Clinical issue
Kidney transplantation is the treatment of choice for end-stage renal disease, but carries a risk of transplant rejection and death. The rates of late graft loss and subsequent patient mortality are poor, with rejection of up to 50% of donor allografts. The major problem limiting long-term allograft survival is chronic allograft dysfunction (CAD), characterized by scarring of the transplant, with progressive loss of renal function. There is currently no treatment for CAD and its pathophysiology remains poorly defined. Although the contribution of the adaptive immune system to transplant rejection has been known for many years, increasing attention is now focusing on the innate immune system, the body’s first line of defence against invading microorganisms, in which an inflammatory response is mounted following activation of pattern recognition receptors (PRRs). In addition to their role in infection, PRRs sense damaged or non-self tissue, and hence may react against grafts. Here, using a mouse renal transplant model, a specific subset of PRRs, the Toll-like receptors (TLRs), is shown to be involved in CAD.
Results
By monitoring the upregulation of renal TLR-binding molecules, the authors show that the innate immune system is activated in both acute and chronic situations in kidney grafts. To determine whether loss of the TLR pathway might result in better graft outcome, mice lacking both TLR2 and TLR4, or either of the key TLR adaptor proteins MyD88 and TRIF, were given kidneys from wild-type animals. In all cases, chronic graft damage developed to a significantly lower extent, and scarring and atrophy of the transplant kidney were largely prevented. The beneficial effect of inhibition of the TLR pathway was mediated by both the adapter proteins MyD88 and TRIF.

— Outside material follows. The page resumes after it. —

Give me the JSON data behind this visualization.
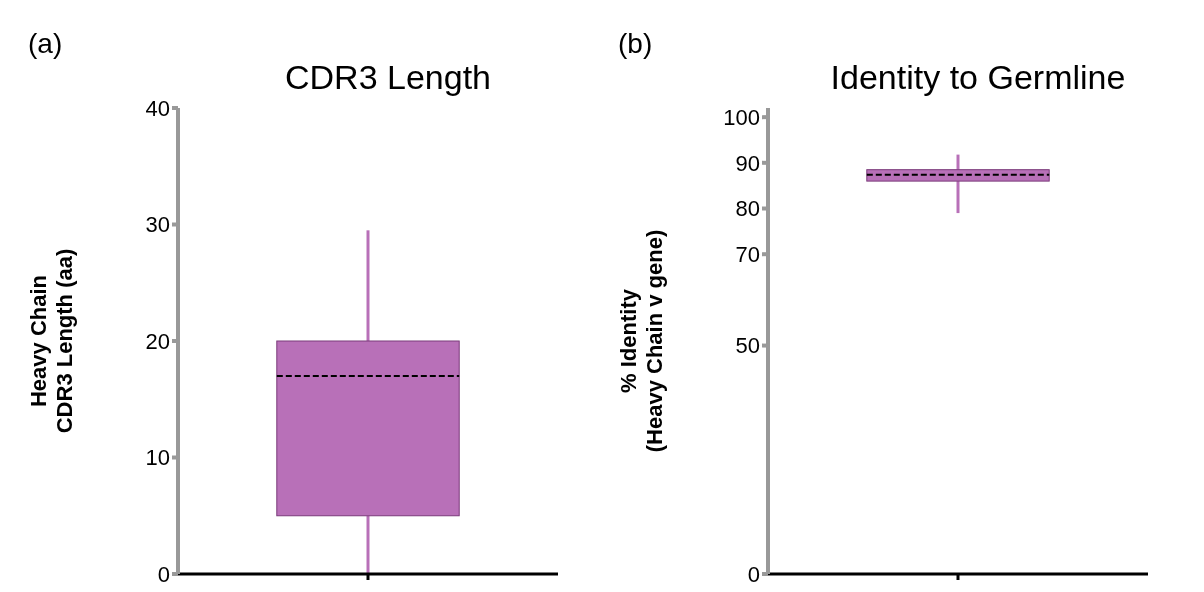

Implications and future directions
These findings show that the innate immune system, and specifically the TLR signaling pathway, is involved in CAD. Since conventional immunosuppression, which inhibits adaptive immunity (B- and T-cell activity), does not prevent CAD, the innate immune system represents an important new target for pharmacological intervention. Currently, TLR antagonists are being evaluated as inhibitors of acute inflammation in clinical trials. It would be of great interest to initiate further trials to determine whether blockade of TLRs could be used to prevent CAD in transplant patients.